A new report calls for the development of a national plan of settlement, providing a national vision for Australian cities and regions for the next fifty years.
The House of Representatives Standing Committee on Infrastructure, Transport and Cities has released a report titled Building Up and Moving Out.
According to the report, population growth, urbanisation, the ageing of the population and the transformation of the economy towards serviced and knowledge-based industries are causing profound changes in Australia’s urban and regional landscapes.
“These are big challenges and they require a new understanding of our cities and their relationship with surrounding regions. Managing these challenges requires a national vision – a national plan of settlement,” says Committee chair John Alexander.

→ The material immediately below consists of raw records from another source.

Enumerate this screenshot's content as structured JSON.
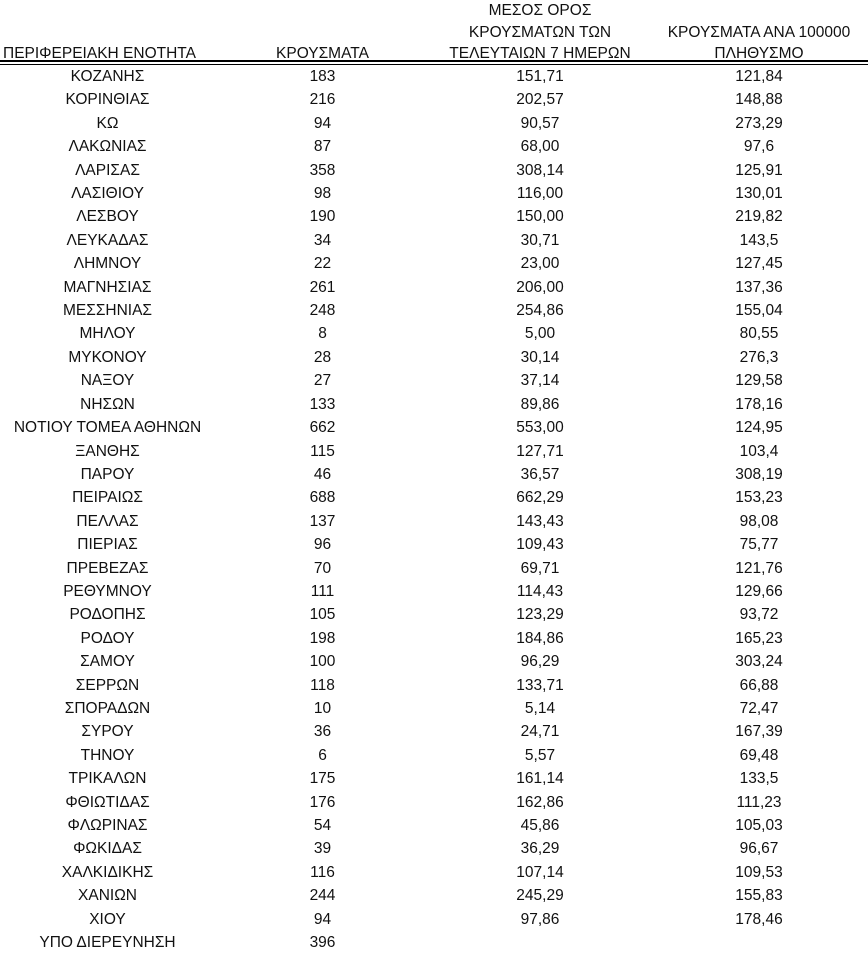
{
  "page": {
    "background_color": "#ffffff",
    "text_color": "#111111",
    "rule_color": "#000000"
  },
  "table": {
    "columns": [
      {
        "key": "region",
        "label": "ΠΕΡΙΦΕΡΕΙΑΚΗ ΕΝΟΤΗΤΑ"
      },
      {
        "key": "cases",
        "label": "ΚΡΟΥΣΜΑΤΑ"
      },
      {
        "key": "avg7",
        "label": "ΜΕΣΟΣ ΟΡΟΣ\nΚΡΟΥΣΜΑΤΩΝ ΤΩΝ\nΤΕΛΕΥΤΑΙΩΝ 7 ΗΜΕΡΩΝ"
      },
      {
        "key": "per100k",
        "label": "ΚΡΟΥΣΜΑΤΑ ΑΝΑ 100000\nΠΛΗΘΥΣΜΟ"
      }
    ],
    "rows": [
      [
        "ΚΟΖΑΝΗΣ",
        "183",
        "151,71",
        "121,84"
      ],
      [
        "ΚΟΡΙΝΘΙΑΣ",
        "216",
        "202,57",
        "148,88"
      ],
      [
        "ΚΩ",
        "94",
        "90,57",
        "273,29"
      ],
      [
        "ΛΑΚΩΝΙΑΣ",
        "87",
        "68,00",
        "97,6"
      ],
      [
        "ΛΑΡΙΣΑΣ",
        "358",
        "308,14",
        "125,91"
      ],
      [
        "ΛΑΣΙΘΙΟΥ",
        "98",
        "116,00",
        "130,01"
      ],
      [
        "ΛΕΣΒΟΥ",
        "190",
        "150,00",
        "219,82"
      ],
      [
        "ΛΕΥΚΑΔΑΣ",
        "34",
        "30,71",
        "143,5"
      ],
      [
        "ΛΗΜΝΟΥ",
        "22",
        "23,00",
        "127,45"
      ],
      [
        "ΜΑΓΝΗΣΙΑΣ",
        "261",
        "206,00",
        "137,36"
      ],
      [
        "ΜΕΣΣΗΝΙΑΣ",
        "248",
        "254,86",
        "155,04"
      ],
      [
        "ΜΗΛΟΥ",
        "8",
        "5,00",
        "80,55"
      ],
      [
        "ΜΥΚΟΝΟΥ",
        "28",
        "30,14",
        "276,3"
      ],
      [
        "ΝΑΞΟΥ",
        "27",
        "37,14",
        "129,58"
      ],
      [
        "ΝΗΣΩΝ",
        "133",
        "89,86",
        "178,16"
      ],
      [
        "ΝΟΤΙΟΥ ΤΟΜΕΑ ΑΘΗΝΩΝ",
        "662",
        "553,00",
        "124,95"
      ],
      [
        "ΞΑΝΘΗΣ",
        "115",
        "127,71",
        "103,4"
      ],
      [
        "ΠΑΡΟΥ",
        "46",
        "36,57",
        "308,19"
      ],
      [
        "ΠΕΙΡΑΙΩΣ",
        "688",
        "662,29",
        "153,23"
      ],
      [
        "ΠΕΛΛΑΣ",
        "137",
        "143,43",
        "98,08"
      ],
      [
        "ΠΙΕΡΙΑΣ",
        "96",
        "109,43",
        "75,77"
      ],
      [
        "ΠΡΕΒΕΖΑΣ",
        "70",
        "69,71",
        "121,76"
      ],
      [
        "ΡΕΘΥΜΝΟΥ",
        "111",
        "114,43",
        "129,66"
      ],
      [
        "ΡΟΔΟΠΗΣ",
        "105",
        "123,29",
        "93,72"
      ],
      [
        "ΡΟΔΟΥ",
        "198",
        "184,86",
        "165,23"
      ],
      [
        "ΣΑΜΟΥ",
        "100",
        "96,29",
        "303,24"
      ],
      [
        "ΣΕΡΡΩΝ",
        "118",
        "133,71",
        "66,88"
      ],
      [
        "ΣΠΟΡΑΔΩΝ",
        "10",
        "5,14",
        "72,47"
      ],
      [
        "ΣΥΡΟΥ",
        "36",
        "24,71",
        "167,39"
      ],
      [
        "ΤΗΝΟΥ",
        "6",
        "5,57",
        "69,48"
      ],
      [
        "ΤΡΙΚΑΛΩΝ",
        "175",
        "161,14",
        "133,5"
      ],
      [
        "ΦΘΙΩΤΙΔΑΣ",
        "176",
        "162,86",
        "111,23"
      ],
      [
        "ΦΛΩΡΙΝΑΣ",
        "54",
        "45,86",
        "105,03"
      ],
      [
        "ΦΩΚΙΔΑΣ",
        "39",
        "36,29",
        "96,67"
      ],
      [
        "ΧΑΛΚΙΔΙΚΗΣ",
        "116",
        "107,14",
        "109,53"
      ],
      [
        "ΧΑΝΙΩΝ",
        "244",
        "245,29",
        "155,83"
      ],
      [
        "ΧΙΟΥ",
        "94",
        "97,86",
        "178,46"
      ],
      [
        "ΥΠΟ ΔΙΕΡΕΥΝΗΣΗ",
        "396",
        "",
        ""
      ]
    ]
  }
}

The report suggests a “national plan of settlement” covering:
- Growth and change in population
- Growth and change in employment
- The economically, socially and environmentally sustainable development of cities and regions
- The relationship between cities and regions on a national, regional and local scale
- Connectivity within and between regions, and between residence and employment
Australian Institute of Landscape Architects (AILA) president Linda Corkery has welcomed the report.
“While we don’t fully agree with everything in the report, we’re pleased to see that a number of recommendations AILA made to the Committee earlier this year have been included,” says Corkery.
“The report’s recommendations to pursue a system of urban planning that promotes high quality natural and built environments, as well as more accessible, liveable and healthy quality of life in our cities, is exactly what landscape architects do on a day-to-day basis.
“Improving the governance of cities and providing frameworks for a more cohesive planning system, through the re-endorsement of the Urban Design Protocol and consistent guidelines for urban green space, will be a positive step towards better outcomes for people that occupy our cities and the environment.
“The Committee also calls for the introduction of a National Chief Planner which AILA would welcome provided that landscape architecture principles inform the remit of the position to provide urban and regional planning advice that considers liveability, healthy communities and green infrastructure at its core.”